Puzzle: The Monty Hall problem

131
Linus Van Pelt wrote:1. This is best of 400, not first to 400, right?

Yes. You could call it a "race to 201."
2. If, after the 400th game, each player has won 200, for the purposes of your side bet, is that a draw (no one wins), or is a tiebreaker played?

The series is to 400 games, the bet is on my losing the series, not anybody winning. There may not be a winner of the series, in which case, I lose my bet because I didn't lose the series.
3. If, after the 400th game, there is a set still uncompleted, is that set completed or are you done?

The series is 400 games. There may be a set undecided after 400 games, but that doesn't matter. We may play another 100 sets after the series, that doesn't matter. During the series of 400 games, we will be playing sets of race-to-10.
4. If, after the side bet has been finished (after the first 400 or 401 games, depending on the answer to #2), and more games are played, they make no difference to the side bet, right?

exactly. The series is 400 games. What happens after that is of no interest to my bookie.

Assuming the answers are 1.yes, 2.draw, 3.the set is completed, and 4.yes, here is my answer:

Win 19 sets 10-9. Lose 1 set 10-9. Lose 2 sets 10-0.
You get:
From sets: $1900 - $300 = $1600.
From games: $1990 - $2010 = -$20.
From the side bet: $10,000
Total: $11,580.

There's one solution. Any others?
steve albini
Electrical Audio
sa at electrical dot com
Quicumque quattuor feles possidet insanus est.

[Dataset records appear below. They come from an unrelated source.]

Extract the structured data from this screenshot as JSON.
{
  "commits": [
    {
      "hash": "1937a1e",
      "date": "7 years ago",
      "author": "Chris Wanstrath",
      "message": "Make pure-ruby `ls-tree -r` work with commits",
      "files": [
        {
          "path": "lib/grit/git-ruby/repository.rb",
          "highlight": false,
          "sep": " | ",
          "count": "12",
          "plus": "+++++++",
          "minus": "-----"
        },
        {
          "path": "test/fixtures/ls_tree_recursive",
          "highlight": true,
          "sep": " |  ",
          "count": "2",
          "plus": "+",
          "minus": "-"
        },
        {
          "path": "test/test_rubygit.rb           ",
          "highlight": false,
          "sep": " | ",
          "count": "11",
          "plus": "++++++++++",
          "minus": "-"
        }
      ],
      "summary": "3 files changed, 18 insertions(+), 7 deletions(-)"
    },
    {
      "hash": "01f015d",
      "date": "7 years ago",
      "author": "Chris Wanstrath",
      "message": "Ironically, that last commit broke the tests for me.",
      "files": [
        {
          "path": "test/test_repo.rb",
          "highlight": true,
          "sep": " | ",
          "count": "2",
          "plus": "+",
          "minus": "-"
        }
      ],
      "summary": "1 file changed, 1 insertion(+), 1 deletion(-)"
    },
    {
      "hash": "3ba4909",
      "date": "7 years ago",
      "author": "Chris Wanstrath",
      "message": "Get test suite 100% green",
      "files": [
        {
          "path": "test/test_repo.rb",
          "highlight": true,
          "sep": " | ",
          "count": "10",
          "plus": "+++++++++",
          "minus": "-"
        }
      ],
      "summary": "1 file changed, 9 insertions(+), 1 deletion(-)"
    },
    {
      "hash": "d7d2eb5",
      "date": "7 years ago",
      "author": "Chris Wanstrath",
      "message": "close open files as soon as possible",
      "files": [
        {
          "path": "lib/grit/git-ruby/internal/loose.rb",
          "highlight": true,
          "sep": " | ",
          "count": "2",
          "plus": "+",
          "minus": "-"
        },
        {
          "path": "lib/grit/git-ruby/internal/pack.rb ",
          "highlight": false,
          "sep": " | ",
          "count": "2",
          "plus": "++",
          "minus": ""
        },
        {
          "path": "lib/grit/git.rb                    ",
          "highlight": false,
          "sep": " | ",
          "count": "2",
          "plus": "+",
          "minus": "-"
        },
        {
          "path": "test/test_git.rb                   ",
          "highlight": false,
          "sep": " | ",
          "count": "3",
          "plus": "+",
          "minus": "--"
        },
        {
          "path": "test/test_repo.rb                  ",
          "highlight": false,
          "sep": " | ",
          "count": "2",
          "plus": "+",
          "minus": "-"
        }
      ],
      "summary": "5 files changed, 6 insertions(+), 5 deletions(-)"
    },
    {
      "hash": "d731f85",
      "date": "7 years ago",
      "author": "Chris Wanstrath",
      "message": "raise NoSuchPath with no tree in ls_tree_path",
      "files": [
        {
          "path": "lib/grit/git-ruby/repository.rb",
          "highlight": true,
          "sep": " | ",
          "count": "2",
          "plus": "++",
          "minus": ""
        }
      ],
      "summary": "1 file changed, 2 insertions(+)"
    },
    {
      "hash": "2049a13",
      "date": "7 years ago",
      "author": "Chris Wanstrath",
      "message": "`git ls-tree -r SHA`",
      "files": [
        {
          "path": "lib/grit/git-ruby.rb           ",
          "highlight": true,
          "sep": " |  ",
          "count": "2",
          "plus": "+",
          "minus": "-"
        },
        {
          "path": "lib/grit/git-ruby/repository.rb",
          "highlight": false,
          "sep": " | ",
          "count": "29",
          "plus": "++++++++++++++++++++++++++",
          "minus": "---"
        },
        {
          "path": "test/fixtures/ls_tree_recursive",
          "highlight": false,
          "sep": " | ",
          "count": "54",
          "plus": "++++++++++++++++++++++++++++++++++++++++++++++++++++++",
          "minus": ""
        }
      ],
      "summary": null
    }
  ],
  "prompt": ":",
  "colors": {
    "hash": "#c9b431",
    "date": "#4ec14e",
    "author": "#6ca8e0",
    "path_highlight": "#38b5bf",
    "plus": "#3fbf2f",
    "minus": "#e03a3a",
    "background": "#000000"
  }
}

Puzzle: The Monty Hall problem

132
Here is my solution:

I win 18 sets by a score of 10-9
I win one set by a score of 10-8
I lose one set by a score of 9-10
I lose 2 sets by a score of 0-10.

At this point, I have won 199 games, my opponent has won 200 games. I begin another set by letting him win one more, giving him 201. This loses the 400 game match for me, winning my sauce bet. I then go on to win the current set by a score of 10-1.

Final win (after finishing the set): $11780

Redistributing the losses allows me to begin another set while the series is still underway. As long as I lose the first game of this new set, I win the sauce bet.

Is there any way to get more?
steve albini
Electrical Audio
sa at electrical dot com
Quicumque quattuor feles possidet insanus est.

Puzzle: The Monty Hall problem

133
steve wrote:Here is my solution:

I win 18 sets by a score of 10-9
I win one set by a score of 10-8
I lose one set by a score of 9-10
I lose 2 sets by a score of 0-10.

At this point, I have won 199 games, my opponent has won 200 games. I begin another set by letting him win one more, giving him 201. This loses the 400 game match for me, winning my sauce bet. I then go on to win the current set by a score of 10-1.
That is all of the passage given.